Iraq's recent oil auction was
judged a failure because the government's terms were too harsh - the lone winning bid, by BP and CNPC for the giant Rumaila field, offered $2 per barrel of oil produced, was an
order of magnitude below some other bids:
A consortium made up of ConocoPhillips, CNOOC and Sinopec was the only bidder for the 2.4bn barrel Bai Hassan field in the Kirkuk region in the north.
But ConocoPhillips, which bid $26.7 per barrel for output over the minimum, refused to match the ministry's estimated per barrel payment of about $4, said Hussain al-Shahristani, Iraq's oil minister.
Now, even the BP deal appears to be
too generous for Iraq's oil workers:
The trade union representing workers of Iraq's state-owned Southern Oil Company (SOC) threatened on Thursday to prevent exploitation of one of Iraq's biggest oil fields by energy giants BP and CNPC.
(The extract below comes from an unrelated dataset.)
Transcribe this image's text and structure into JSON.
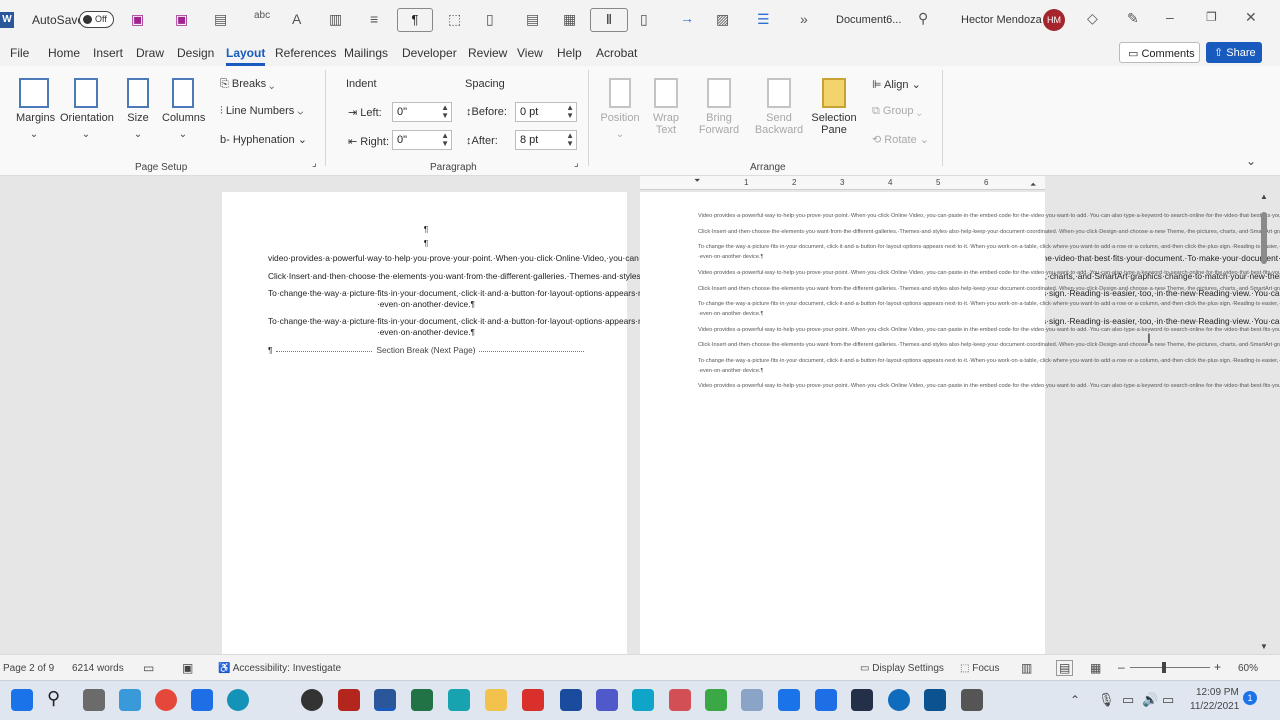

"If those companies try to exploit the field, our first reaction will be to stage a sit-in and to strike," union president Ali Abbas told AFP.
[The union] fears a wave of layoffs, despite government assurances to the contrary.
"The contracts that the ministry (of oil) wants are service contracts which allow only 10 to 15 percent of employees (on the fields) to be foreigners," oil ministry spokesman Assem Jihad told AFP. "The remainder will be Iraqis."
With those assurances and such a stringent contract already in place, it is hard to see Iraq ever reviving its considerable oil potential unless someone, somewhere can bend.